PURPOSE: To compare clinical outcomes in a cohort of patients with advanced non-small-cell lung cancer (NSCLC) with targetable genomic alterations detected using plasma-based circulating tumor DNA (ctDNA) or tumor-based next-generation sequencing (NGS) assays treated with US Food and Drug Administration-approved therapies at a large academic research cancer center. METHODS: A retrospective review from our MD Anderson GEMINI database identified 2,224 blood samples sent for ctDNA NGS testing from 1971 consecutive patients with a diagnosis of advanced NSCLC. Clinical, treatment, and outcome information were collected, reviewed, and analyzed. RESULTS: Overall, 27% of the ctDNA tests identified at least one targetable mutation and 73% of targetable mutations were EGFR-sensitizing mutations. Among patients treated with first-line epidermal growth factor receptor (EGFR)-tyrosine kinase inhibitor (TKI) therapies, there were no significant differences in progression-free survival of 379 days and 352 days (P value = .41) with treatment based on tissue (n = 40) or ctDNA (n = 40), respectively. Additionally, there were no differences in progression-free survival or objective response rate among those with low (n = 8, 0.01%-0.99%) versus high (n = 16, ≥ 1%) levels of ctDNA of the targetable mutation as measured by variant allele frequency (VAF).

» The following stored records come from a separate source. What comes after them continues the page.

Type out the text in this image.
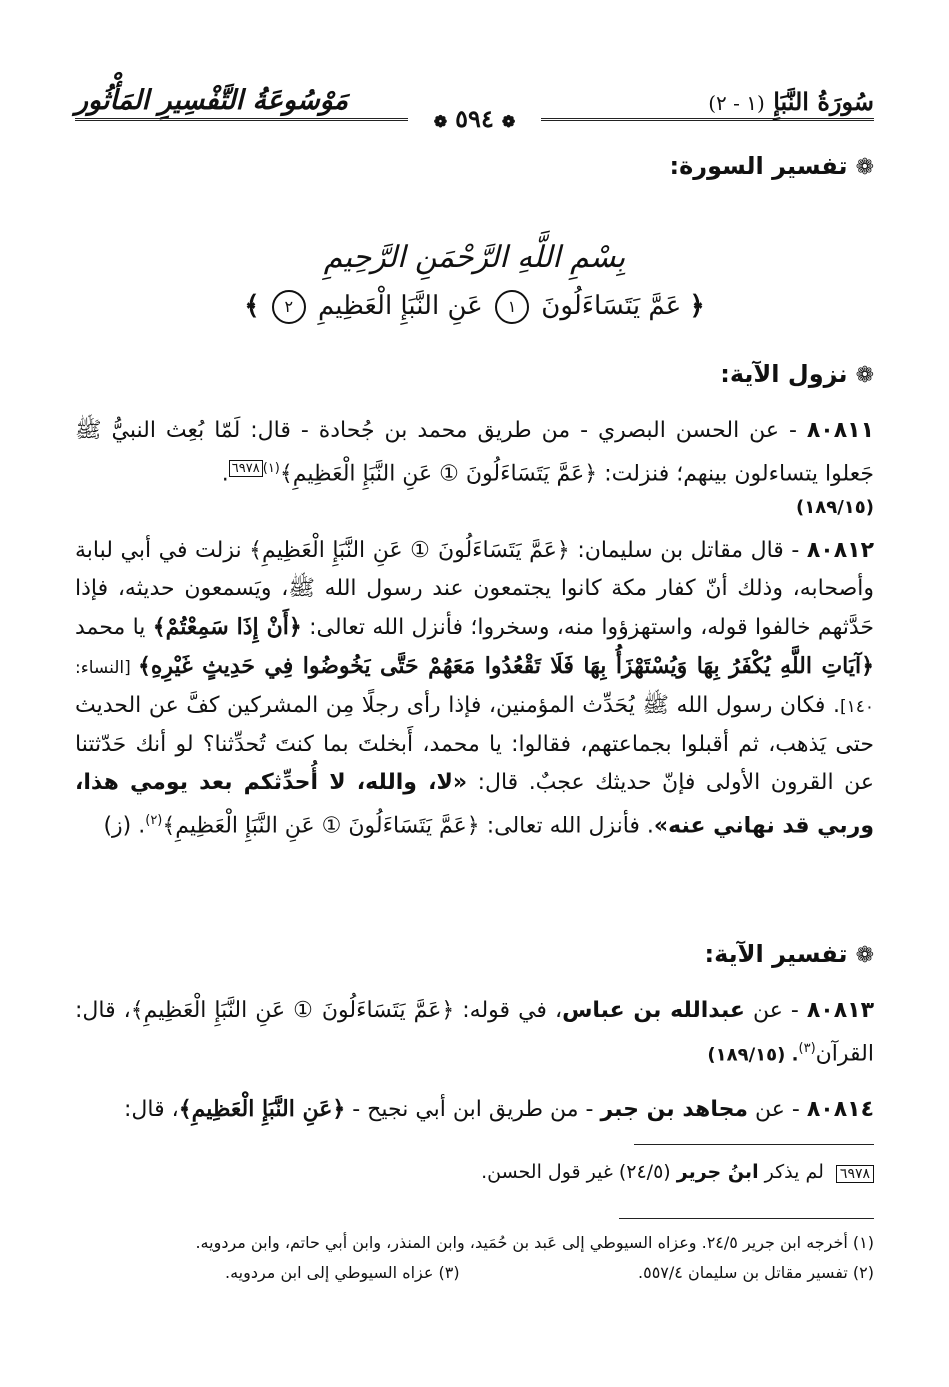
سُورَةُ النَّبَإِ (١ - ٢)
مَوْسُوعَةُ التَّفْسِيرِ المَأْثُور
❁٥٩٤❁
❁تفسير السورة:
بِسْمِ اللَّهِ الرَّحْمَنِ الرَّحِيمِ
﴿ عَمَّ يَتَسَاءَلُونَ ١ عَنِ النَّبَإِ الْعَظِيمِ ٢ ﴾
❁نزول الآية:
٨٠٨١١ - عن الحسن البصري - من طريق محمد بن جُحادة - قال: لَمّا بُعِث النبيُّ ﷺ جَعلوا يتساءلون بينهم؛ فنزلت: ﴿عَمَّ يَتَسَاءَلُونَ ① عَنِ النَّبَإِ الْعَظِيمِ﴾$^{(١)٦٩٧٨}$.
(١٨٩/١٥)
٨٠٨١٢ - قال مقاتل بن سليمان: ﴿عَمَّ يَتَسَاءَلُونَ ① عَنِ النَّبَإِ الْعَظِيمِ﴾ نزلت في أبي لبابة وأصحابه، وذلك أنّ كفار مكة كانوا يجتمعون عند رسول الله ﷺ، ويَسمعون حديثه، فإذا حَدَّثهم خالفوا قوله، واستهزؤوا منه، وسخروا؛ فأنزل الله تعالى: ﴿أَنْ إِذَا سَمِعْتُمْ﴾ يا محمد ﴿آيَاتِ اللَّهِ يُكْفَرُ بِهَا وَيُسْتَهْزَأُ بِهَا فَلَا تَقْعُدُوا مَعَهُمْ حَتَّى يَخُوضُوا فِي حَدِيثٍ غَيْرِهِ﴾ [النساء: ١٤٠]. فكان رسول الله ﷺ يُحَدِّث المؤمنين، فإذا رأى رجلًا مِن المشركين كفَّ عن الحديث حتى يَذهب، ثم أقبلوا بجماعتهم، فقالوا: يا محمد، أَبخلتَ بما كنتَ تُحدِّثنا؟ لو أنك حَدّثتنا عن القرون الأولى فإنّ حديثك عجبٌ. قال: «لا، والله، لا أُحدِّثكم بعد يومي هذا، وربي قد نهاني عنه». فأنزل الله تعالى: ﴿عَمَّ يَتَسَاءَلُونَ ① عَنِ النَّبَإِ الْعَظِيمِ﴾$^{(٢)}$. (ز)
❁تفسير الآية:
٨٠٨١٣ - عن عبدالله بن عباس، في قوله: ﴿عَمَّ يَتَسَاءَلُونَ ① عَنِ النَّبَإِ الْعَظِيمِ﴾، قال: القرآن$^{(٣)}$. (١٨٩/١٥)
٨٠٨١٤ - عن مجاهد بن جبر - من طريق ابن أبي نجيح - ﴿عَنِ النَّبَإِ الْعَظِيمِ﴾، قال:
٦٩٧٨ لم يذكر ابنُ جرير (٢٤/٥) غير قول الحسن.
(١) أخرجه ابن جرير ٢٤/٥. وعزاه السيوطي إلى عَبد بن حُمَيد، وابن المنذر، وابن أبي حاتم، وابن مردويه.
(٢) تفسير مقاتل بن سليمان ٥٥٧/٤.
(٣) عزاه السيوطي إلى ابن مردويه.
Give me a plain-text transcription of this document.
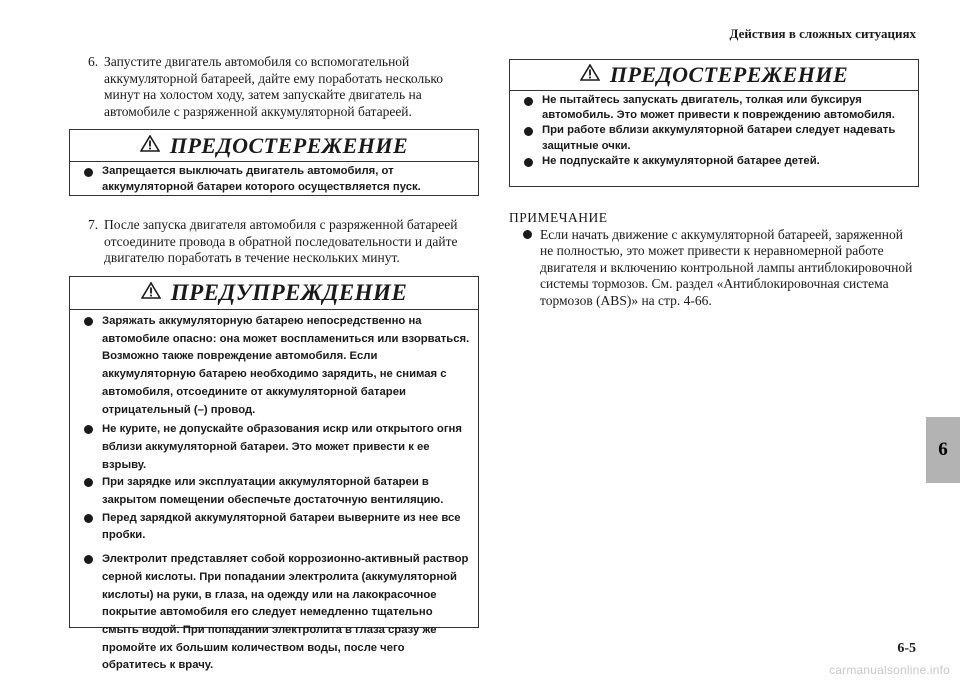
Действия в сложных ситуациях
6
6. Запустите двигатель автомобиля со вспомогательной аккумуляторной батареей, дайте ему поработать несколько минут на холостом ходу, затем запускайте двигатель на автомобиле с разряженной аккумуляторной батареей.
ПРЕДОСТЕРЕЖЕНИЕ
Запрещается выключать двигатель автомобиля, от аккумуляторной батареи которого осуществляется пуск.
7. После запуска двигателя автомобиля с разряженной батареей отсоедините провода в обратной последовательности и дайте двигателю поработать в течение нескольких минут.
ПРЕДУПРЕЖДЕНИЕ
Заряжать аккумуляторную батарею непосредственно на автомобиле опасно: она может воспламениться или взорваться. Возможно также повреждение автомобиля. Если аккумуляторную батарею необходимо зарядить, не снимая с автомобиля, отсоедините от аккумуляторной батареи отрицательный (–) провод.
Не курите, не допускайте образования искр или открытого огня вблизи аккумуляторной батареи. Это может привести к ее взрыву.
При зарядке или эксплуатации аккумуляторной батареи в закрытом помещении обеспечьте достаточную вентиляцию.
Перед зарядкой аккумуляторной батареи выверните из нее все пробки.
Электролит представляет собой коррозионно-активный раствор серной кислоты. При попадании электролита (аккумуляторной кислоты) на руки, в глаза, на одежду или на лакокрасочное покрытие автомобиля его следует немедленно тщательно смыть водой. При попадании электролита в глаза сразу же промойте их большим количеством воды, после чего обратитесь к врачу.
ПРЕДОСТЕРЕЖЕНИЕ
Не пытайтесь запускать двигатель, толкая или буксируя автомобиль. Это может привести к повреждению автомобиля.
При работе вблизи аккумуляторной батареи следует надевать защитные очки.
Не подпускайте к аккумуляторной батарее детей.
ПРИМЕЧАНИЕ
Если начать движение с аккумуляторной батареей, заряженной не полностью, это может привести к неравномерной работе двигателя и включению контрольной лампы антиблокировочной системы тормозов. См. раздел «Антиблокировочная система тормозов (ABS)» на стр. 4-66.
6-5
carmanualsonline.info
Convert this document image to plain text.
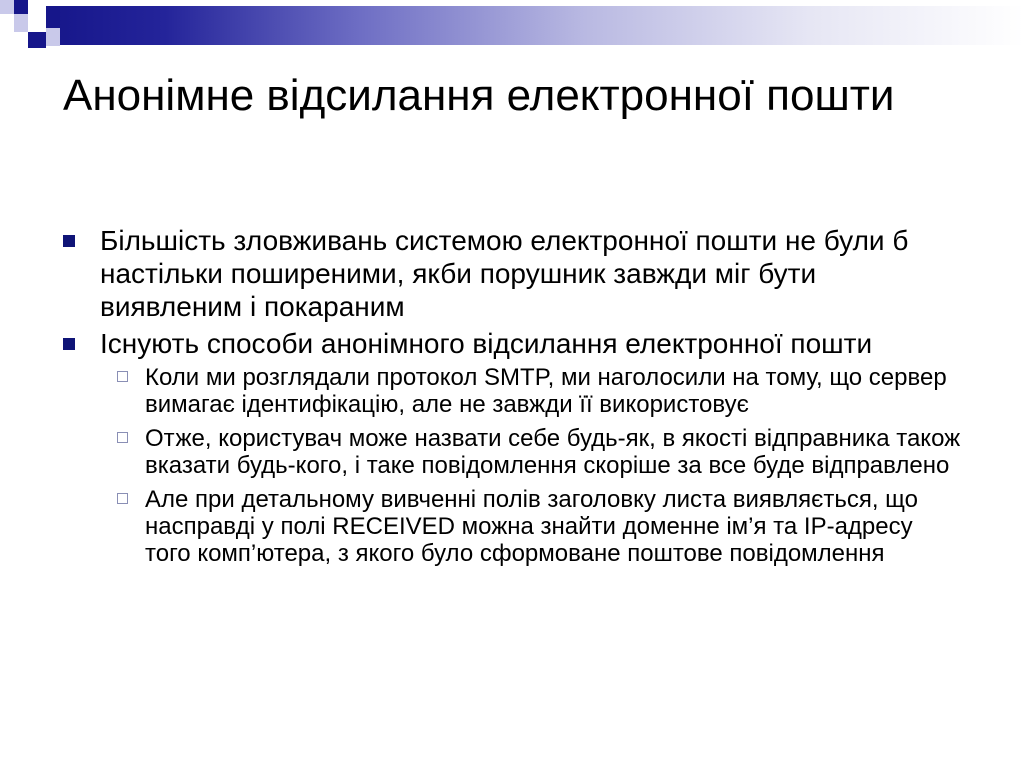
Анонімне відсилання електронної пошти
Більшість зловживань системою електронної пошти не були б настільки поширеними, якби порушник завжди міг бути виявленим і покараним
Існують способи анонімного відсилання електронної пошти
Коли ми розглядали протокол SMTP, ми наголосили на тому, що сервер вимагає ідентифікацію, але не завжди її використовує
Отже, користувач може назвати себе будь-як, в якості відправника також вказати будь-кого, і таке повідомлення скоріше за все буде відправлено
Але при детальному вивченні полів заголовку листа виявляється, що насправді у полі RECEIVED можна знайти доменне ім’я та IP-адресу того комп’ютера, з якого було сформоване поштове повідомлення
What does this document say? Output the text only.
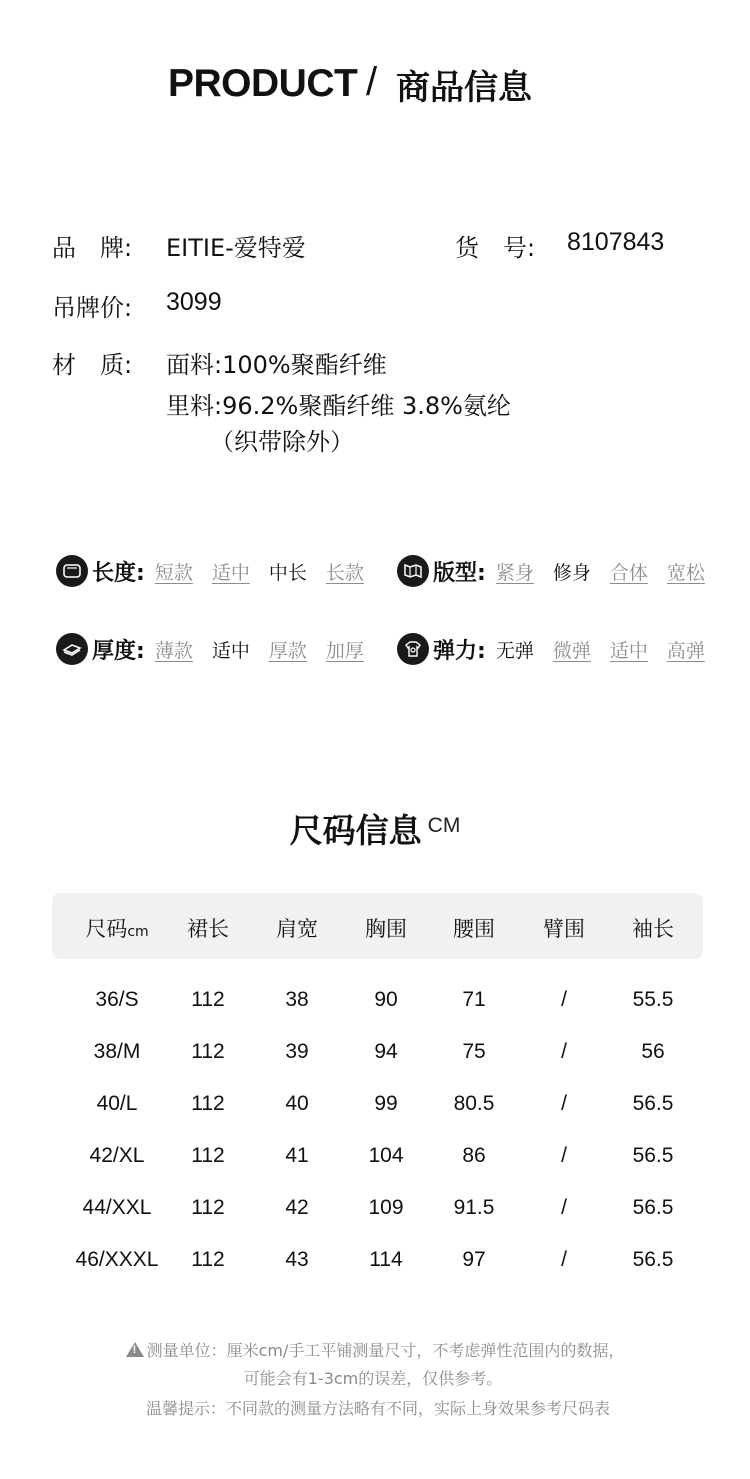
PRODUCT / 商品信息
品　牌: EITIE-爱特爱	货　号: 8107843
吊牌价: 3099
材　质: 面料:100%聚酯纤维
里料:96.2%聚酯纤维 3.8%氨纶
（织带除外）
长度: 短款 适中 中长 长款	版型: 紧身 修身 合体 宽松
厚度: 薄款 适中 厚款 加厚	弹力: 无弹 微弹 适中 高弹
尺码信息 CM
尺码cm	裙长	肩宽	胸围	腰围	臂围	袖长
36/S	112	38	90	71	/	55.5
38/M	112	39	94	75	/	56
40/L	112	40	99	80.5	/	56.5
42/XL	112	41	104	86	/	56.5
44/XXL	112	42	109	91.5	/	56.5
46/XXXL	112	43	114	97	/	56.5
!测量单位：厘米cm/手工平铺测量尺寸，不考虑弹性范围内的数据，
可能会有1-3cm的误差，仅供参考。
温馨提示：不同款的测量方法略有不同，实际上身效果参考尺码表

Overall, there was excellent testing concordance (n = 217 tests) of > 97%, sensitivity of 91.7%, and specificity of 99.7% between blood-based ctDNA NGS and tissue-based NGS assays. CONCLUSION: There were no significant differences in clinical outcomes among patients treated with approved EGFR-TKIs whose mutations were identified using either tumor- or plasma-based comprehensive profiling and those with very low VAF as compared with high VAF, supporting the use of plasma-based profiling to guide initial TKI use in patients with metastatic EGFR-mutant NSCLC.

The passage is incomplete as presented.